I want to scrap a webpage with charset iso-8859-1 with Scrapy, in python 2.7. The text i'm interesting in on the webpage is : tempête

Scrapy returns response as an UTF8 unicode with characters correctly encoded :

>>> response
u'temp\xc3\xaate'

Now, I want to write the word tempête in a file, so I'm doing the following :

>>> import codecs
>>> file = codecs.open('test', 'a', encoding='utf-8')
>>> file.write(response) #response is the above var

When I open the file, the resulting text is tempête. It seems that python does not detect proper encoding and can't read the two bytes encoded char and thinks it's two one-coded char.

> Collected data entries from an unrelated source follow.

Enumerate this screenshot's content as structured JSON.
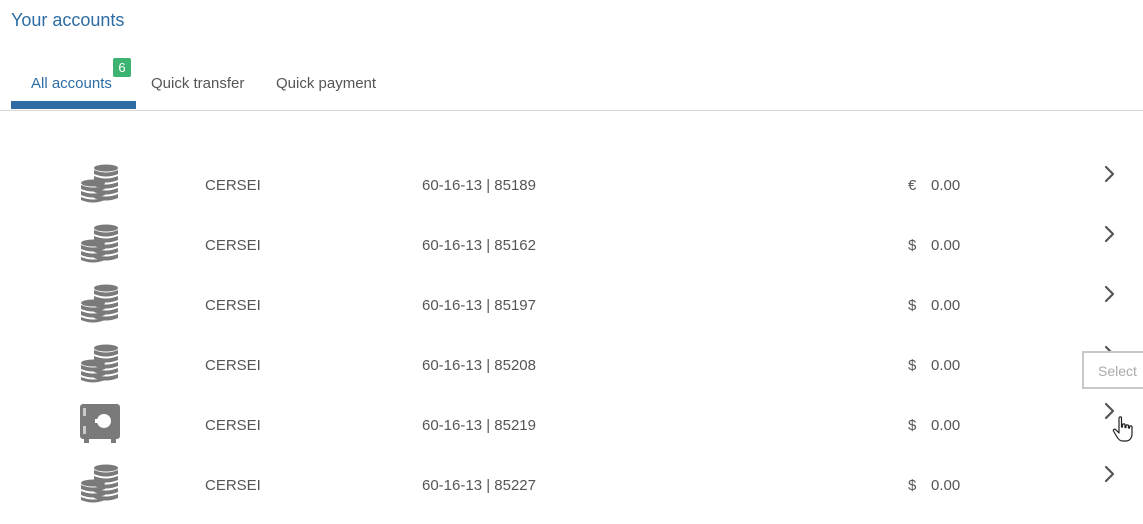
{
  "page": {
    "title": "Your accounts"
  },
  "tabs": [
    {
      "label": "All accounts",
      "active": true,
      "badge": "6"
    },
    {
      "label": "Quick transfer",
      "active": false
    },
    {
      "label": "Quick payment",
      "active": false
    }
  ],
  "accounts": [
    {
      "icon": "coins-stack-icon",
      "name": "CERSEI",
      "number": "60-16-13 | 85189",
      "currency": "€",
      "balance": "0.00"
    },
    {
      "icon": "coins-stack-icon",
      "name": "CERSEI",
      "number": "60-16-13 | 85162",
      "currency": "$",
      "balance": "0.00"
    },
    {
      "icon": "coins-stack-icon",
      "name": "CERSEI",
      "number": "60-16-13 | 85197",
      "currency": "$",
      "balance": "0.00"
    },
    {
      "icon": "coins-stack-icon",
      "name": "CERSEI",
      "number": "60-16-13 | 85208",
      "currency": "$",
      "balance": "0.00"
    },
    {
      "icon": "safe-vault-icon",
      "name": "CERSEI",
      "number": "60-16-13 | 85219",
      "currency": "$",
      "balance": "0.00"
    },
    {
      "icon": "coins-stack-icon",
      "name": "CERSEI",
      "number": "60-16-13 | 85227",
      "currency": "$",
      "balance": "0.00"
    }
  ],
  "tooltip": {
    "label": "Select"
  },
  "colors": {
    "accent": "#2e6da4",
    "badge": "#3cb371",
    "icon": "#7a7a7a"
  }
}
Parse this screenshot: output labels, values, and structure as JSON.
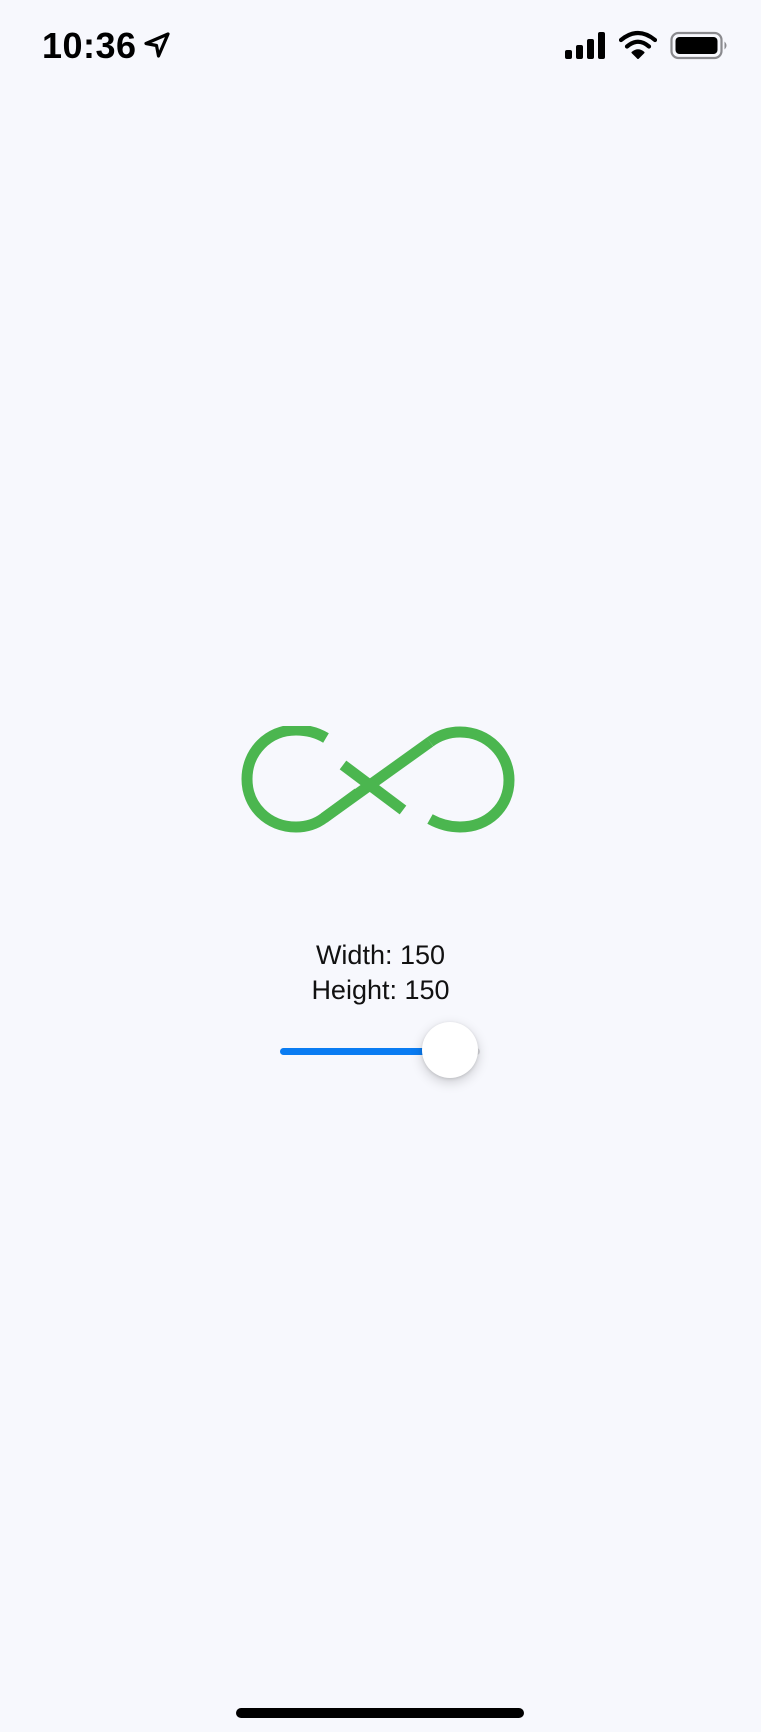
{
  "status_bar": {
    "time": "10:36",
    "icons": [
      "location-arrow-icon",
      "cellular-signal-icon",
      "wifi-icon",
      "battery-icon"
    ]
  },
  "logo": {
    "icon": "infinity-logo",
    "color": "#4bb64f"
  },
  "dimensions": {
    "width_label": "Width: 150",
    "height_label": "Height: 150"
  },
  "slider": {
    "value_fraction": 0.85,
    "accent_color": "#0a7cf2"
  }
}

How can I handle this simple use case ?

回答1:

In your example, response is a (decoded) Unicode string with \xc3\xa inside, then something is wrong at scrapy encoding detection level.

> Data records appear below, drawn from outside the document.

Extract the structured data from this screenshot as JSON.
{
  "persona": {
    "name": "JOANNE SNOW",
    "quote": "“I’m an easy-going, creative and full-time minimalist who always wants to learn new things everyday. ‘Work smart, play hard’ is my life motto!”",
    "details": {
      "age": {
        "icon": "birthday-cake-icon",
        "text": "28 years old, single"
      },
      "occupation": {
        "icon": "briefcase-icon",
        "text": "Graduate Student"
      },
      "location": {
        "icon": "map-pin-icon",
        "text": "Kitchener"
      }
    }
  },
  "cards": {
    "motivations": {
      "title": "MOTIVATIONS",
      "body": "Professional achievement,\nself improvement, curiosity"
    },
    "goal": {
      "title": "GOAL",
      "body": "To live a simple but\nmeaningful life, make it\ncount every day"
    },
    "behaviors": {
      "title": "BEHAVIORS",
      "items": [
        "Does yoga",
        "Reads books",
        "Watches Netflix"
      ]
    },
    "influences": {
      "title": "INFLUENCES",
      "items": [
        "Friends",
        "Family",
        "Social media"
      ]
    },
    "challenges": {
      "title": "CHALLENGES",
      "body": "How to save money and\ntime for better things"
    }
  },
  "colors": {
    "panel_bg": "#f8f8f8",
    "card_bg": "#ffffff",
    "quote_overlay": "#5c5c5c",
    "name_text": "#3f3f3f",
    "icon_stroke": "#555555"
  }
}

\xc3\xa is character ê encoded as UTF-8, so you should only see those character for (encoded) non-Unicode/str strings (in Python 2 that is)

Python 2.7 shell session:

>>> # what your input should look like
>>> tempete = u'tempête'
>>> tempete
u'temp\xeate'

>>> # UTF-8 encoded
>>> tempete.encode('utf-8')
'temp\xc3\xaate'
>>>
>>> # latin1 encoded
>>> tempete.encode('iso-8859-1')
'temp\xeate'
>>> 

>>> # back to your sample
>>> s = u'temp\xc3\xaate'
>>> print s
tempête
>>>
>>> # if you use a non-Unicode string with those characters...
>>> s_raw = 'temp\xc3\xaate'
>>> s_raw.decode('utf-8')
u'temp\xeate'
>>> 
>>> # ... decoding from UTF-8 works
>>> print s_raw.decode('utf-8')
tempête
>>> 

Something is wrong with Scrapy interpreting page as iso-8859-1 encoded.

You can force the encoding by re-building a response from response.body:

>>> import scrapy.http
>>> hr1 = scrapy.http.HtmlResponse(url='http://www.example', body='<html><body>temp\xc3\xaate</body></html>', encoding='latin1')
>>> hr1.body_as_unicode()
u'<html><body>temp\xc3\xaate</body></html>'
>>> hr2 = scrapy.http.HtmlResponse(url='http://www.example', body='<html><body>temp\xc3\xaate</body></html>', encoding='utf-8')
>>> hr2.body_as_unicode()
u'<html><body>temp\xeate</body></html>'
>>> 

Build a new reponse

newresponse = response.replace(encoding='utf-8')

and work with newresponse instead



回答2:

You need to encode your response as iso-8859-1 first and then decode (convert) it to utf-8 before writing to a file opened as utf-8

response = u'temp\xc3\xaate'
r1 = response.encode('iso-8859-1')
r2 = r1.decode('utf-8')

Interesting read: http://farmdev.com/talks/unicode/